Prevention, Control And Eradication: Programmes That Help Keep NZ Pest Free
in Feature Articles
AsureQuality, with a history dating back over 100 years, is best known today for providing assurance services to our food and beverage industry. However, as biosecurity surveillance manager Deirdre Nagle explains, the organisation also provides extensive biosecurity services to local and central government.
“We assist these agencies in managing and controlling pests by drawing on scientific expertise, advanced technology and significant experience.”
AsureQuality recently worked with Auckland Council to reduce the spread of kauri dieback within the region.
“We set up standard operating procedures, compliance teams, and used GIS technology to collect compliance data in the field.
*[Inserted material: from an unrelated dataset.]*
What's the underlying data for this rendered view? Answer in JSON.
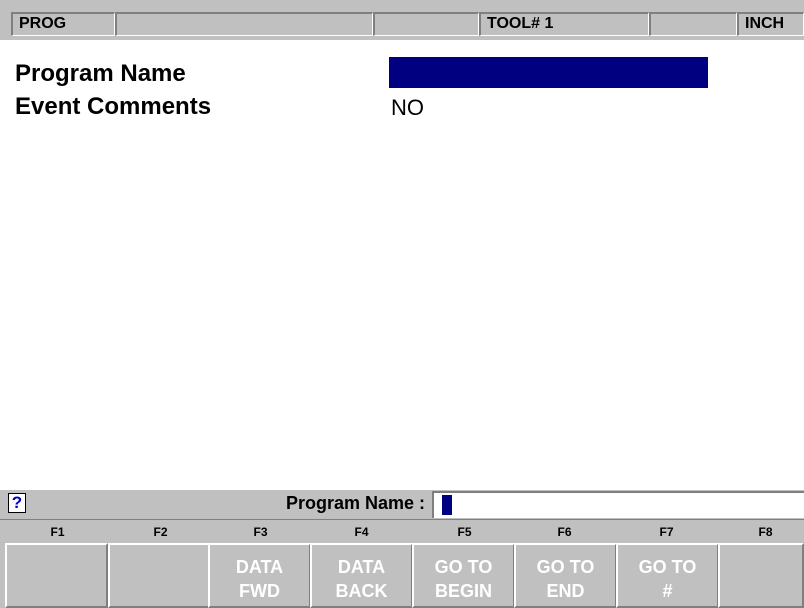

Using GIS, smartphone technology and data automation allows for real time analysis. This technology significantly improves the management of field operations.”
In another long term biosecurity surveillance operation, AsureQuality is working with the Ministry of Primary Industries, leading the National Invasive Ant Surveillance Programme undertaken at ports and other transitional facilities where there’s a high risk of exotic ants arriving from overseas.
“Exotic ants, especially Red Imported Fire Ants, are significant pests which could present a public health challenge for local communities.”
Established ant pests, such as the Argentine ant - which is regarded as a serious threat in reserves and natural areas where it competes with the kiwi and other native birds and lizards for food - are also under the watchful eye of the AsureQuality experts.
“As a result of this programme no significant exotic ant invasions or responses have occurred in the last 10 years,” says Deidre.
The climate around biosecuity has changed from a top-down agency-led activity to one which is everyone's responsibility, she says.
"The goal of Biosecurity 2025 and the recent 'This is us' campaign focus on having a biosecurity team of four million people. As agencies representing the public we need to ensure that we have a social licence to operate, consider how our operational work affects the public, and create opportunities to engage them.
"The increased public interest in Myrtle Rust and the constant reporting of the rust, which affects iconic trees such as pohutukawa, demonstrate the greater role the general public can take in biosecurity surveillance in the future."